Forum Moderators: phranque

Message Too Old, No Replies

Strange dilemma with mod rewrite and 301 redirects

404 responses...

         

brokaddr

10:06 pm on Oct 29, 2010 (gmt 0)

10+ Year Member



Scenario:
http://www.example.com/directory/product-example.com is a 404 (wanted behavior; product is gone.)

When I go to:
http://example.com/directory/product-example.htm I end up with this:
http://www.example.com/product.php?pid=product-example (this is my native URL structure before mod_rewrite -- I get 301 response, which then redirects to a 404 because the pid string is invalid. ...it shows the rewritten URL in the querystring instead of the product id; which was 488 (before it was deleted).

How can I prevent this?

Here's the snippet from htaccess which redirects *.example.com to www.example.com and I believe this is the culprit for the 301 response:
RewriteCond %{HTTP_HOST} !^www\.example\.com
RewriteRule (.*) http://www.example.com/$1 [R=301,L]
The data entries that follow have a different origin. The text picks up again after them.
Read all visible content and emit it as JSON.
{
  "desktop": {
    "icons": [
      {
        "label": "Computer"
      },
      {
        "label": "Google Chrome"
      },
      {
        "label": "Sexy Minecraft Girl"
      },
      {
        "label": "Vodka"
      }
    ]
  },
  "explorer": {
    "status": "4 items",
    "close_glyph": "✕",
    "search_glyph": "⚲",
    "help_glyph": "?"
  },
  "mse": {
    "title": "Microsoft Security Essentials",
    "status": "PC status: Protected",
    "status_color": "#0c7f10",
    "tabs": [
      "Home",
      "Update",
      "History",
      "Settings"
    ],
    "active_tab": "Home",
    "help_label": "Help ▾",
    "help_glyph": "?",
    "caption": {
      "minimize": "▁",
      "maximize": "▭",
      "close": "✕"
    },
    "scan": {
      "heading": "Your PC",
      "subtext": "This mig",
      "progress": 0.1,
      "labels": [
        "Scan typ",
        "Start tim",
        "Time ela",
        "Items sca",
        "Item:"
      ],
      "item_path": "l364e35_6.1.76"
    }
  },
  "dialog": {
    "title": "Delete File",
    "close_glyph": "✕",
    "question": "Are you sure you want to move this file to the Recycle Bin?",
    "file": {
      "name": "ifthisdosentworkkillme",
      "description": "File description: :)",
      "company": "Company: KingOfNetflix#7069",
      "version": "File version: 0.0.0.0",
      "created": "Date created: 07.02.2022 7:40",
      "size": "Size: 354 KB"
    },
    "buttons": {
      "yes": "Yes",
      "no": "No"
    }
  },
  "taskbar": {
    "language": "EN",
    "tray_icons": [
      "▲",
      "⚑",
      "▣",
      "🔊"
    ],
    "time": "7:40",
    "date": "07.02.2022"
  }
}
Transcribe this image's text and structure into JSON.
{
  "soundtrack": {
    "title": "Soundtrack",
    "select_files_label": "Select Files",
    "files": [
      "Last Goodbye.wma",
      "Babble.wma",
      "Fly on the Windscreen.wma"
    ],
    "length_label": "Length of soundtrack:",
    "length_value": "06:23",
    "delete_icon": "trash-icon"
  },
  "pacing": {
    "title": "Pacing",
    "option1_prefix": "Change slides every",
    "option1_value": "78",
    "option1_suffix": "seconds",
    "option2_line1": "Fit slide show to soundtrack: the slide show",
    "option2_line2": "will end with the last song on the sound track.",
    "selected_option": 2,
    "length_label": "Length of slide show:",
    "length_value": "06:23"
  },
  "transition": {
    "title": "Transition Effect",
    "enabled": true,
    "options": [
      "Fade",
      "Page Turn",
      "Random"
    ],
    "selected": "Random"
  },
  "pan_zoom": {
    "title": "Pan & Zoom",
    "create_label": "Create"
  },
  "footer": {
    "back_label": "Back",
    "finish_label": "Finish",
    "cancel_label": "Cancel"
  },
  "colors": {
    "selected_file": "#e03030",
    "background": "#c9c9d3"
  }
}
I want *.www.example.com to retain the URL structure.. so instead of the redirect to my native URL structure, I should be seeing:
http://example.com/directory/product-example.com with NO 301; just a 404 response.

jdMorgan

11:20 pm on Oct 29, 2010 (gmt 0)

WebmasterWorld Senior Member 10+ Year Member



Across all config and .htaccess files, make sure that all external redirects are executed before all internal rewrites. If this is not so, then internally-rewritten-to filepaths (not "native URLs" as you termed them, but filepaths) will be exposed as URLs to the client.

See Proper Order for htaccess [webmasterworld.com] in our Library for more info.

[added]
You will still get a 301 from the non-www hostname to the www hostname, but the internal filepath script filepath will no longer be exposed. To prevent the 301, you need to properly declare the page as 410-Gone, possibly using

RewriteRule ^product-example\.htm$ - [G]

ahead of your external redirects.
[/added]

Jim

brokaddr

11:37 pm on Oct 29, 2010 (gmt 0)

10+ Year Member



jdMorgan, thanks for the link. I had the www/301 at the bottom of my rewrite. I positioned it like so:
RewriteCond %{HTTP_HOST} !^www\.example\.com
RewriteRule (.*) http://www.example.com/$1 [R=301,L]

#rewrites down here


but I'm still getting the original URL exposed (for 404'd URLs; the 200-response URLs redirect as expected).

I'm not having any issues with the 404s showing where they need to be, so I'm not entirely sure what different the 410 would make.

jdMorgan

12:40 am on Oct 30, 2010 (gmt 0)

WebmasterWorld Senior Member 10+ Year Member



You're going to have to post the relevant parts of your code to get any useful comments, then...

We'll need to see your ErrorDocument declarations, then RewriteRule(s) that pass "search friendly" URLs to your script(s), and any other code that may 'handle' these missing-URL requests.

Also, be very sure to delete your browser cache before testing any new code. Otherwise, your browser is likely to show you previously cached pages and server response codes.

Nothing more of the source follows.